Opening doors to better business engagement

Dr Julian Sorrell is Business Development Manager at Leeds Beckett University and has overseen the University’s engagement with the Translate programme.

As an institution, Leeds Beckett University is benefitting hugely from Translate – in part because the programme’s approach very closely mirrors our own, with an emphasis on bringing together effective partnerships to co-develop innovative new products and services.

Establishing effective networks

An important part of Translate is its ability to create a collaborative environment. We’ve certainly expanded our network of relevant business contacts through engagement with the Translate programme – and this is an area where Leeds Beckett already takes an innovative approach.

One example is our University Business Centres (UBCs), set up, not on our campuses like many universities, but across West Yorkshire. These act as shopfronts for the University, offering business space, support and training and helping us to have a wider reach, particularly to SMEs. The UBC in Leeds is focused purely on digital technology: maybe one day it will house a start-up that we can trace directly back to the Translate programme.

Co-developing solutions

But business engagement is only one part of the picture for medtech innovation – the collaboration has to include clinicians and end users, often patients or those with long-term conditions. Again, this is an area where we had already been developing new approaches, that have a direct synergy with Translate. We co-funded, for example, a post with Assistive Living Leeds (ALL), an arm of Leeds City Council that deals with assistive technologies and support for people with disabilities and the elderly.  This led to the creation of ALLINN – the Assistive Living Leeds Innovation Lab – which provides end-user consultation and needs analysis services to companies developing assisted living technologies.

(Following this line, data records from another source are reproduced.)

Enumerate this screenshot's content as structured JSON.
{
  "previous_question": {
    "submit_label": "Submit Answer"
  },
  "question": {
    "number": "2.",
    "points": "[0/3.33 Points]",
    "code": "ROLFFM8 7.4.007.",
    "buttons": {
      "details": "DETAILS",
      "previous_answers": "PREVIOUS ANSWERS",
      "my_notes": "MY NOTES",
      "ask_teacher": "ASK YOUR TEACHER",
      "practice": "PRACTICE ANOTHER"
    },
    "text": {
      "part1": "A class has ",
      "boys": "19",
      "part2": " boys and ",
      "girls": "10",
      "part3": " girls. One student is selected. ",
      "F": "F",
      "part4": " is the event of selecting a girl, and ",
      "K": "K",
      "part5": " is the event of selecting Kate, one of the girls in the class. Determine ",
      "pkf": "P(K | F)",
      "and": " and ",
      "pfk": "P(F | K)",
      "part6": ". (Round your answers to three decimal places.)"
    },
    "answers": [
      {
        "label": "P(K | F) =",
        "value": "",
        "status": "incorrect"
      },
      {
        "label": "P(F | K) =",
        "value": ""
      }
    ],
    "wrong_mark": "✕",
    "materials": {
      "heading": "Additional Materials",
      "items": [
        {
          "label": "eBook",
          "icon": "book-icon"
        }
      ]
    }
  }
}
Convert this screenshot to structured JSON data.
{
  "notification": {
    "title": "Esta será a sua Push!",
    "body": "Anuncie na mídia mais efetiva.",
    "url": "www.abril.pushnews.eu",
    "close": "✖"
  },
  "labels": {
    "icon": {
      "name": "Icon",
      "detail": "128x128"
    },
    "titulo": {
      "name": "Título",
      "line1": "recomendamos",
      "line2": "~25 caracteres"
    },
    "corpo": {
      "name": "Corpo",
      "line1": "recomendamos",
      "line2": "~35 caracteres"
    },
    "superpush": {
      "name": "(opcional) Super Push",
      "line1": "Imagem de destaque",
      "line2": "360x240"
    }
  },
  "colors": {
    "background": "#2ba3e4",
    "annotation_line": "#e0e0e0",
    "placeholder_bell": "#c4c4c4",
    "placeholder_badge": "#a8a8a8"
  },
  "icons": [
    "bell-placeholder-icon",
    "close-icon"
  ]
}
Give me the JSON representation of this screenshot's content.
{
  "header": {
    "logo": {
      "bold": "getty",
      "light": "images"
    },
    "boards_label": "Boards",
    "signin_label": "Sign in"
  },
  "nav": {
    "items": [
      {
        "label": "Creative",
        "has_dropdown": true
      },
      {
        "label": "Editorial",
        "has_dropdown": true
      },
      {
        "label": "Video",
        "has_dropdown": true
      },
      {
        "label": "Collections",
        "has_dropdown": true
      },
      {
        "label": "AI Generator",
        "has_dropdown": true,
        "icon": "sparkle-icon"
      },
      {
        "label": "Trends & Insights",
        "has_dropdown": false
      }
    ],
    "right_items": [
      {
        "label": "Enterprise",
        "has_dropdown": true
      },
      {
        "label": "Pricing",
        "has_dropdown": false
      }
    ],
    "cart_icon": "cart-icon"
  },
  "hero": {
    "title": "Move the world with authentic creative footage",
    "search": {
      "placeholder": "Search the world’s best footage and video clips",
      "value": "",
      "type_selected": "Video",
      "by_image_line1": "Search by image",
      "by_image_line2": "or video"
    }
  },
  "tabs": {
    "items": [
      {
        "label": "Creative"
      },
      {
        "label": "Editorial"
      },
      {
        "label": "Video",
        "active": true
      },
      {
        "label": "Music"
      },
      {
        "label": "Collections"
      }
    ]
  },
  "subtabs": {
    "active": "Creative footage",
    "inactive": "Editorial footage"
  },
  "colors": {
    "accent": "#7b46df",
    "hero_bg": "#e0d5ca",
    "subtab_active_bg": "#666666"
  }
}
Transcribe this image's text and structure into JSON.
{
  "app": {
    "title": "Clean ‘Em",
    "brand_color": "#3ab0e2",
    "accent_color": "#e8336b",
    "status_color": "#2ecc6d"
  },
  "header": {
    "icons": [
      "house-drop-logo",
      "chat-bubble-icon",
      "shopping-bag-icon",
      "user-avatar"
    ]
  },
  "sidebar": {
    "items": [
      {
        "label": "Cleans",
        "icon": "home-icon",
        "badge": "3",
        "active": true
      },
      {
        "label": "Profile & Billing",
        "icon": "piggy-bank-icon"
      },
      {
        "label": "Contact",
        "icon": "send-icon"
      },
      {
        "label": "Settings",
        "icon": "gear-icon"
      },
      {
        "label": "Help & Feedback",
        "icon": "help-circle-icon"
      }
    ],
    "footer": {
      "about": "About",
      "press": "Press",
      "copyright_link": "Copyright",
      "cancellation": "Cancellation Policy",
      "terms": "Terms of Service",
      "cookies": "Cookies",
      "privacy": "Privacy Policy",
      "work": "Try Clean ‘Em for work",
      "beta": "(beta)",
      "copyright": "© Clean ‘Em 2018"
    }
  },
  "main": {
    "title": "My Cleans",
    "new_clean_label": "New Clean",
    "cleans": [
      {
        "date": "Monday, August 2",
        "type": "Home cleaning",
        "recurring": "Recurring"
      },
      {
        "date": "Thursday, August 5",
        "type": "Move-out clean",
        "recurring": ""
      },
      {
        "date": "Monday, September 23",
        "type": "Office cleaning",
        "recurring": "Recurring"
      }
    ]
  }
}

In 2016, Translate worked with ALLINN to run a workshop on assistive technologies, one of a series of similar workshops bringing academics, clinicians, industry and end users together to identify unmet clinical needs and potential technologies to address them. We recognised the value of this model and so made sure our academics took part in as many of the workshops as possible, creating connections and making new contacts in different client and end user groups. Although of course, not all the workshops led to projects and technologies being taken forward, they did create the right environment, so multi-disciplinary teams could be put together quickly to assess opportunities.

Creating a two-way knowledge exchange

At Leeds Beckett, most of our research is already very applied. But, however experienced they might be, academics rarely have all the skills they need, all the time. Translate has allowed us to increase the level of skills within the University around key technology areas, through secondments with companies or clinical partners – or even other universities. Too often knowledge exchange is seen as one way: academics sharing their expertise. But through Translate, the knowledge exchange has been inward, helping our academics gain the skills they need to progress an medtech idea.

We’ve benefitted in the Business Development Team as well, in particular from the additional IP support available through Translate. The programme has provided tools and expertise to help us analyse business propositions more rapidly, to assess commercial potential and identify next steps, particularly around patient and clinical engagement. We’ve been able to speed up our processes as a result, something that will continue to bear fruit in the future. Above all, our aim is to meet the needs of the region’s business. Through partnerships like the one we’ve established with Translate, we can ensure our contribution delivers real impact.